Some would say that the Satanic Panic and QAnon and other modern variations of Thomas of Monmouth’s tale are different from the original blood libel because they initially do not identify “the Jews” as the orchestrators of their alleged Satanic conspiracies. But that’s only briefly true, and only on the surface. Follow the threads of any of these manias long enough and you’ll find they all wind back to the same anti-Semitic fantasies introduced in the source material.

Trump’s wild claims of rabid evil Democrats hankering for infanticide might seem, at first, to be directed only at his political opponents and their supporters rather than at “the Jews.” But ask him or his audience why his claims aren’t being reported on and condemned in “the media,” or why they think “coastal elites” and “intellectuals” and “Hollywood” are so depraved and debased as not to share their ginned-up outrage over the imaginary martyrdom of countless innocent infants and you’ll get an answer no different from the one you’d have heard from Thomas and all the other good Christians in Norwich back in 1150.

Consider the parallel arguments from two Orthodox Presbyterian terrorists.
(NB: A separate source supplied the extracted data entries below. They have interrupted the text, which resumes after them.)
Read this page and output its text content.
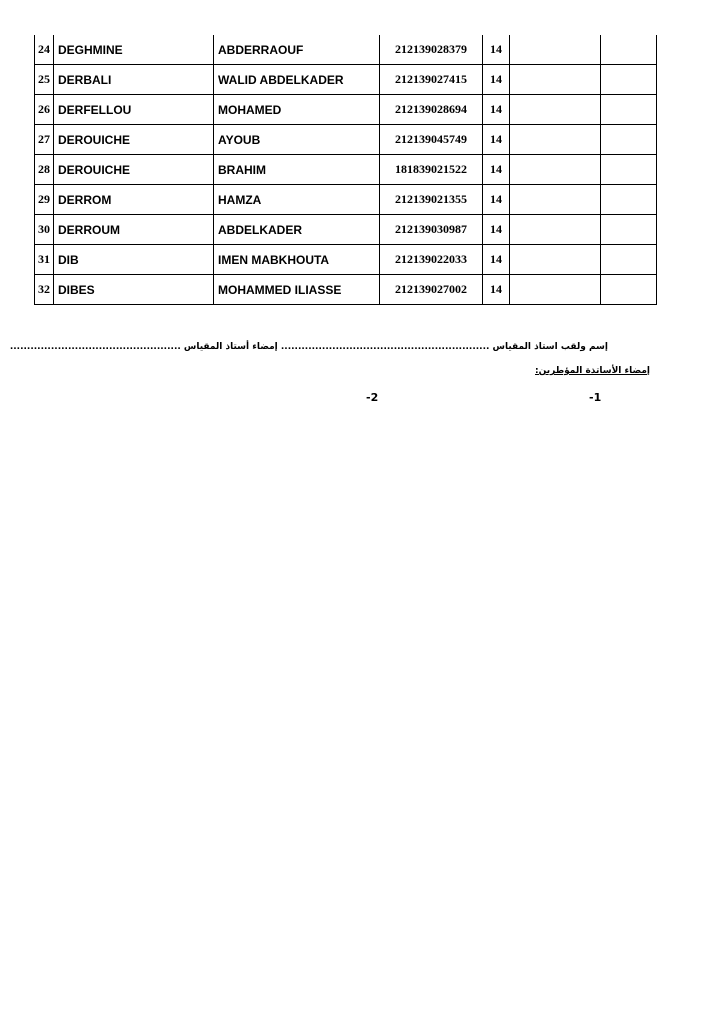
24	DEGHMINE	ABDERRAOUF	212139028379	14		
25	DERBALI	WALID ABDELKADER	212139027415	14		
26	DERFELLOU	MOHAMED	212139028694	14		
27	DEROUICHE	AYOUB	212139045749	14		
28	DEROUICHE	BRAHIM	181839021522	14		
29	DERROM	HAMZA	212139021355	14		
30	DERROUM	ABDELKADER	212139030987	14		
31	DIB	IMEN MABKHOUTA	212139022033	14		
32	DIBES	MOHAMMED ILIASSE	212139027002	14		
إسم ولقب استاذ المقياس ............................................................. إمضاء أستاذ المقياس ..................................................
إمضاء الأساتذة المؤطرين:
-1
-2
Paul Jennings Hill claimed he was taking up arms against a global conspiracy of Satanic baby-killers just like the one described by Thomas of Monmouth. And so Paul Hill killed two people at a Florida abortion clinic. Last week, a young man from the same white Southern-gothic Presbyterian denomination claimed he was taking up arms against a global conspiracy of Satanic baby-killers and so he killed one woman and injured three other people attacking a synagogue in Poway, California.

It’s Thomas of Monmouth’s world. We’re all just living in it.